Villamar holte einen kleinen Magneten, den er an einen Faden band. Sobald er damit in die Nähe der Steine kam, wurde der Magnet angezogen. Manchmal vom Stein selbst und manchmal von den Einlegemustern. Zu unserer größten Überraschung holte er nun einen Satz von 13 Steinbechern hervor, die mit geometrisch angeordneten weißen Punkten verziert waren. In der Art eines Morsecodes oder der Zahlzeichen der Mayaschrift.  Auch sie leuchten unter UV-Licht  und sind  magnetisch. Allerdings nur an ihrer Innenseite, die Außenwände zogen unerklärlicherweise den Magnet nicht an.  Was sind das für Steine? Welche unbekannte Kultur hatte das technische know how für diese unglaublichen Eigenschaften, die unserem Verständnis von Magnetismus Hohn sprechen?

Ein weiteres Rätsel birgt ein ca. 50 cm großer pyramidenförmiger Stein mit unbekannten Schriftzeichen. Schon Sotomayor deutete sie als Vorläufer des sumerischen Alphabets. Die ecuadorianische Forscherin Ruth Rodriguez Sotomayor (nicht verwandt) beschäftigt sich seit vielen Jahren mit der präamerikanischen Kultur, insbesondere deren Schriftzeichen. Sie behauptet, dass die alten Zeichen der Aymara, der indigenen Bevölkerung Ecuadors, aus dem Sanskrit stammen und will somit den Beweis für Kulturaustausch in der Antike erbracht haben. Auf  Grund der von ihr gemachten Fundvergleiche, datiert sie den interkulturellen Kontakt auf die Zeit um 12.000 v.Chr.  Sollte das stimmen, dann wäre Villamars Schriftstein das missing link und ein Beweis für die Anwesenheit der legendären Götter aus dem Zweistromland. Dass es offenbar bereits vor Jahrtausenden kulturelle Verbindungen zwischen den Kontinenten gegeben hat,  belegen auch 5.000 Jahre alte Funde der Valdivia-Kultur aus Ecuador, die mit jenen der japanischen Jomon-Kultur identisch sind. 

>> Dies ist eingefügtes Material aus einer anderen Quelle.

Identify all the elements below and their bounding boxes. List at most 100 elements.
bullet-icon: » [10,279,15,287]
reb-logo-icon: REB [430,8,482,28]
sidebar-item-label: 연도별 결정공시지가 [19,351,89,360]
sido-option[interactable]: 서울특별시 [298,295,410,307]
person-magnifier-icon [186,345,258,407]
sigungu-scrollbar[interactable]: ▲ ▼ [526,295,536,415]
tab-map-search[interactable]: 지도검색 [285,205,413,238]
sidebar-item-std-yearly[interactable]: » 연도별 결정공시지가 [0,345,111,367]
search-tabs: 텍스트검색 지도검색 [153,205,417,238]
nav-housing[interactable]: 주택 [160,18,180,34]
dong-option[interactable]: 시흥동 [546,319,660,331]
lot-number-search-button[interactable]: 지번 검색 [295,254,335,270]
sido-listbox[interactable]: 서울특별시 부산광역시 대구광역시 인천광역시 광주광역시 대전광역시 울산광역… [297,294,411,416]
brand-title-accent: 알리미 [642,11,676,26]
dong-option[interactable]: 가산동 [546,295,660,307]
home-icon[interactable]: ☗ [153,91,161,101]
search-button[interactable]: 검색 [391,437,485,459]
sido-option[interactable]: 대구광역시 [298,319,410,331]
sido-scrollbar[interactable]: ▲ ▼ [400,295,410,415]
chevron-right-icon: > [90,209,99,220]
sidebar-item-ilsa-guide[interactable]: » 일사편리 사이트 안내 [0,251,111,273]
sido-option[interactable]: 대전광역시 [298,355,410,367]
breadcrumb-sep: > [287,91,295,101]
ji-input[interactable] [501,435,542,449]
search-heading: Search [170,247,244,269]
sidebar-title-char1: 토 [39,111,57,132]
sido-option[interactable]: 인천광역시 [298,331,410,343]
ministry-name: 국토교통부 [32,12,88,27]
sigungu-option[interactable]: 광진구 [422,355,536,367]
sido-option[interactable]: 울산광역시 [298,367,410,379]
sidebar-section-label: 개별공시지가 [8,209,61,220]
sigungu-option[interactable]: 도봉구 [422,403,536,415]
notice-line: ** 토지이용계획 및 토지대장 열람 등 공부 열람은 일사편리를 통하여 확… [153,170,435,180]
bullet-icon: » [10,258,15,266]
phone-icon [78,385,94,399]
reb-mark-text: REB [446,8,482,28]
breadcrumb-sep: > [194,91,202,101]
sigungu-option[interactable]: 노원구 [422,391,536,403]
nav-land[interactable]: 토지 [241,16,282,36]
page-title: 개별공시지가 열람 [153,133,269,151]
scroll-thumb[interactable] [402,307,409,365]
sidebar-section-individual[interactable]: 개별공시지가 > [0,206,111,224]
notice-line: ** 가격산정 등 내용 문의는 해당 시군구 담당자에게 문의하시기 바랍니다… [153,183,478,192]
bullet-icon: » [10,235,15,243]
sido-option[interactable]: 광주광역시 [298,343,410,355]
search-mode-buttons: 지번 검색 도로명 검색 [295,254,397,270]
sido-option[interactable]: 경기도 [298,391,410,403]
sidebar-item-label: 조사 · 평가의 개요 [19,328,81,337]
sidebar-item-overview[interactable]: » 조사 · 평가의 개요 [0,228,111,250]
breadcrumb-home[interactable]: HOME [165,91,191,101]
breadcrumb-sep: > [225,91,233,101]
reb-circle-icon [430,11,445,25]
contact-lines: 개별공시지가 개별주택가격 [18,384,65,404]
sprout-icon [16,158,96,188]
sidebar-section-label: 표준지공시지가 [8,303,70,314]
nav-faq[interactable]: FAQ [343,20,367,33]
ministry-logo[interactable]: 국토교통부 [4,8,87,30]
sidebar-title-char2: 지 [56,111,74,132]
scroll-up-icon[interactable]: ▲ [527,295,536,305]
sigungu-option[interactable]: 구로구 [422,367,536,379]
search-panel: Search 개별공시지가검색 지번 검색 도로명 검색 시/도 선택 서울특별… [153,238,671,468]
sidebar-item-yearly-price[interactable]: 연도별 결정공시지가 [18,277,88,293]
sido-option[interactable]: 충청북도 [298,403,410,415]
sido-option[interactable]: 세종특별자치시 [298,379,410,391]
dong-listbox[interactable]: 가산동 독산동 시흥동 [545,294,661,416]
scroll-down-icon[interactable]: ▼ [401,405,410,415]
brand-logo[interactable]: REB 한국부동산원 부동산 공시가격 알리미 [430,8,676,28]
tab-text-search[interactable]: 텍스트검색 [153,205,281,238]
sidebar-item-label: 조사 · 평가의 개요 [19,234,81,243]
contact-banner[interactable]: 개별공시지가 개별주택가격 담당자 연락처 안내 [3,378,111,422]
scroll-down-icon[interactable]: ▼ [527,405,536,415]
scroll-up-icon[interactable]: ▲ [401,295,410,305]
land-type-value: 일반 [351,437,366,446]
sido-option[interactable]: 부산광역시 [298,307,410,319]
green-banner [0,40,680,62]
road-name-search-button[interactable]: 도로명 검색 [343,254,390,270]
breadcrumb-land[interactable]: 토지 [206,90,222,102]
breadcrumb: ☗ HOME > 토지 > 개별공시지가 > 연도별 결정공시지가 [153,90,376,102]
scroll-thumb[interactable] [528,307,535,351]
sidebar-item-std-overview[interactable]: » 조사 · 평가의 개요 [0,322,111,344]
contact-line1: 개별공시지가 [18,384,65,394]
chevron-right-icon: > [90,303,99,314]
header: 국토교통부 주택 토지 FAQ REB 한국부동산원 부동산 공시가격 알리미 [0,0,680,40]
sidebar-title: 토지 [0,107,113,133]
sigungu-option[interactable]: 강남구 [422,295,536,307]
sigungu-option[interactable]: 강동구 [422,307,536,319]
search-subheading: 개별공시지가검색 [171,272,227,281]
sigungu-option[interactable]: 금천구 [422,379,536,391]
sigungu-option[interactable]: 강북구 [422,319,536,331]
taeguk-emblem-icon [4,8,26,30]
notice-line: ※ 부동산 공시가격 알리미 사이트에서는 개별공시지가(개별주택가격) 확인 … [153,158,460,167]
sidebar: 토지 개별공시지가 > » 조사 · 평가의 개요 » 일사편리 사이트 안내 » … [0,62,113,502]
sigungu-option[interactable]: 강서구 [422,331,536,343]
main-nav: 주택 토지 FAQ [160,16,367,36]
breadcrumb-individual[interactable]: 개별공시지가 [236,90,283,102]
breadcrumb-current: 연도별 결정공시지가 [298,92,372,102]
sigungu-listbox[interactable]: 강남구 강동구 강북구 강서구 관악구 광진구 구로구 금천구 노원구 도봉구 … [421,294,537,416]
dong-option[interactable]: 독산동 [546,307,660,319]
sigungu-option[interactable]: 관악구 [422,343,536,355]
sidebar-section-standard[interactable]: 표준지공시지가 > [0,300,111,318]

Die goldene Stadt Paititi ?

Die größte Überraschung sollte uns aber noch erwarten. Villamar zeigte uns einen schweren Steinblock, den er allein kaum heben konnte. Er bezeichnete ihn als „Weltkartenstein“, ein hellgrauer, von der Natur abgeschliffener Granit. Rund um den Stein ziehen sich weiße und schwarze Linien, die offensichtlich künstlich in den Stein eingelegt wurden. Das Erstaunliche daran, die dunklen Linien zeichnen das Muster unserer Erde mit ihren Kontinenten und großen Inseln nach. Zwei der Inseln geben Rätsel auf, denn sie sind heute unbekannt. Eine im nördlichen Atlantik und eine im südlichen Pazifik. Sollen sie etwa das legendäre Atlantis und den versunkenen Kontinent Mu darstellen? Villamar und andere Forscher sind überzeugt davon. Dann wäre dieser Weltkartenstein ja vor dem Untergang dieser Kontinente entstanden? Der Rätsel noch nicht genug, untersuchten wir nun die weiße Linie. Erstaunlicherweise zieht sie sich durch Südamerika und zwar durch Ecuador und erreicht jenen Punkt, wo heute La Mana liegt. Sollte damit der Aufenthaltsort der Götter markiert worden sein? Wenn ja, von wem, von ihnen selbst oder einer späteren Kultur, die noch Erinnerungen oder gar Beweise hatte? Noch etwas Merkwürdiges zeigt die Linie. Sie biegt abrupt in schrägem Winkel nach Westen in Richtung des Amazonasdschungels ab. In der Linie befindet sich eine Intarsie, ein kleiner Stein. Soll auch er etwa einen bedeutenden Ort anzeigen? Villamar meint, den Code geknackt zu haben. Der winzige Stein zeigt die Lage der legendären goldenen Stadt Paititi.  Bis heute wird sie gesucht, noch niemand hat sie gefunden. Tief verborgen im undurchdringlichen Dschungel harrt sie noch ihrer Entdeckung. Es wäre wahrlich eine Sensation, würde mit Hilfe des Steins die sagenhafte Stadt gefunden. Villamar will sich auf die Suche machen. Und wir mit ihm, so uns das Schicksal dorthin führt.